Nella sua Lettera agli amici e benefattori, Lei parla di «messaggi contraddittori» che vengono da Roma. Cosa intende?

Mons. Fellay: Penso al modo in cui è stata trattata – o maltrattata - una società che stava avvicinandosi alla Tradizione: i Francescani dell’Immacolata. O alle diverse maniere con cui ci tratta un organismo romano rispetto ad un altro: la Congregazione dei Religiosi, per esempio, ci considera sempre come scismatici (nel 2011 ha scomunicato un sacerdote che si è unito a noi), mentre, come abbiamo detto, non è così per altre Congregazioni o per lo stesso Papa.

Pessimista, «chiuso con gli altri», che «pensa che solo i fedeli della Fraternità saranno salvati»: talvolta Lei è indicato così. Cosa risponde? Cos’è per Lei lo spirito missionario?

Mons. Fellay: Non mi riconosco in queste facezie. Una fermezza nella dottrina è certo necessaria, perché la fede non si negozia. La fede è un tutto dato dal Buon Dio e non si ha il diritto di fare la cernita tra le verità rivelate.
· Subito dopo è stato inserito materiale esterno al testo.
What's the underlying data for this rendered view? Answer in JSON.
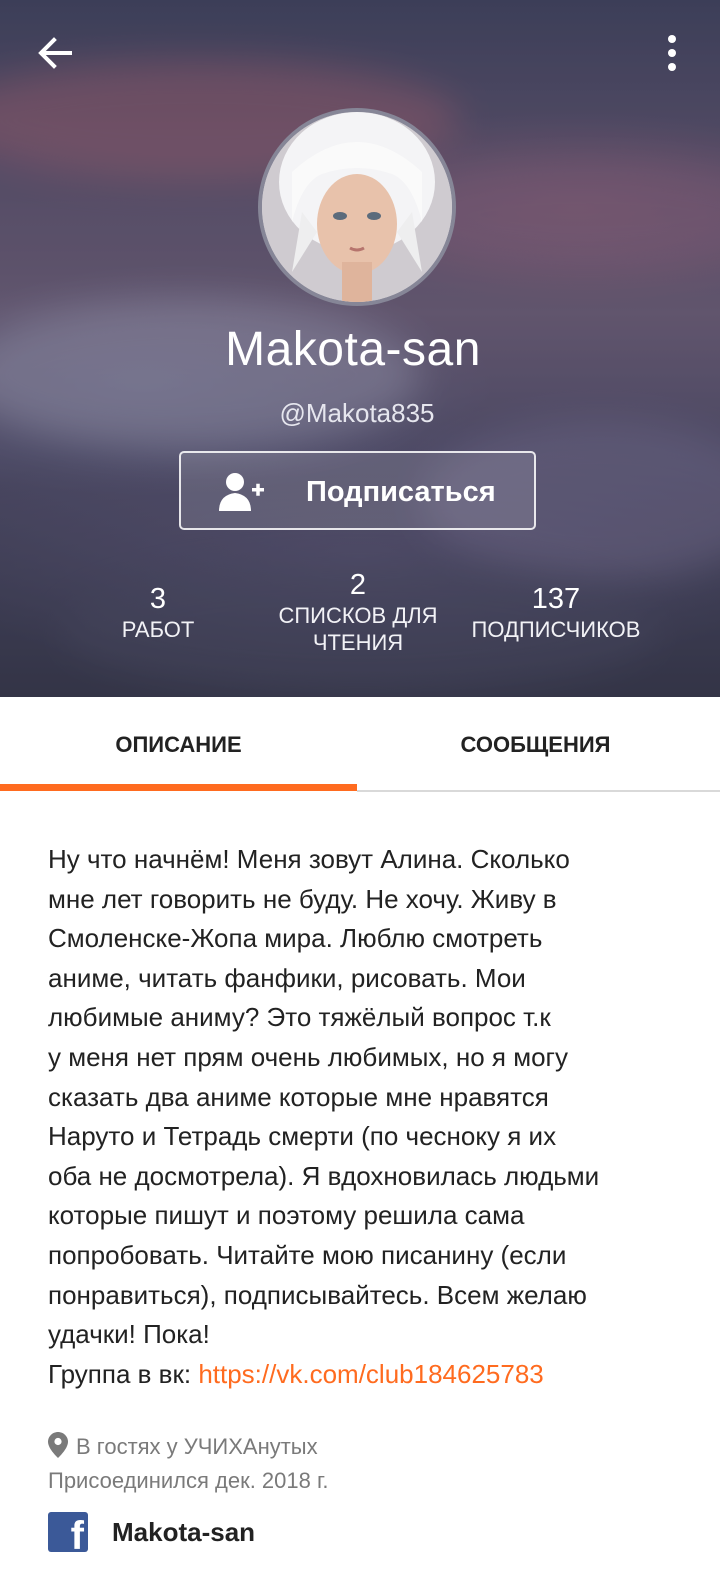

Ricordare queste esigenze, oggi è malvisto, come peraltro è sempre più o meno stato. L’espressione «battaglia per la fede» fa parte della storia della Chiesa. Il missionario deve far sentire necessariamente la voce della fede all’esterno, mentre cerca di fortificare coloro che ce l’hanno già. Non è possibile rivolgersi solo ai fedeli della Fraternità. La fiaccola illumina il mondo, la luce della fede s’irradia, con calore.
La fede dev’essere portata con la carità: è così che io vedo il missionario.


Alcune settimane fa, dei seminari della Fraternità hanno ricevuto la visita di prelati inviati dal Vaticano: il cardinale Brandmüller, Mons. Schneider. Tali visite costituiscono un legame pubblico con la «Chiesa ufficiale». Non è vitale?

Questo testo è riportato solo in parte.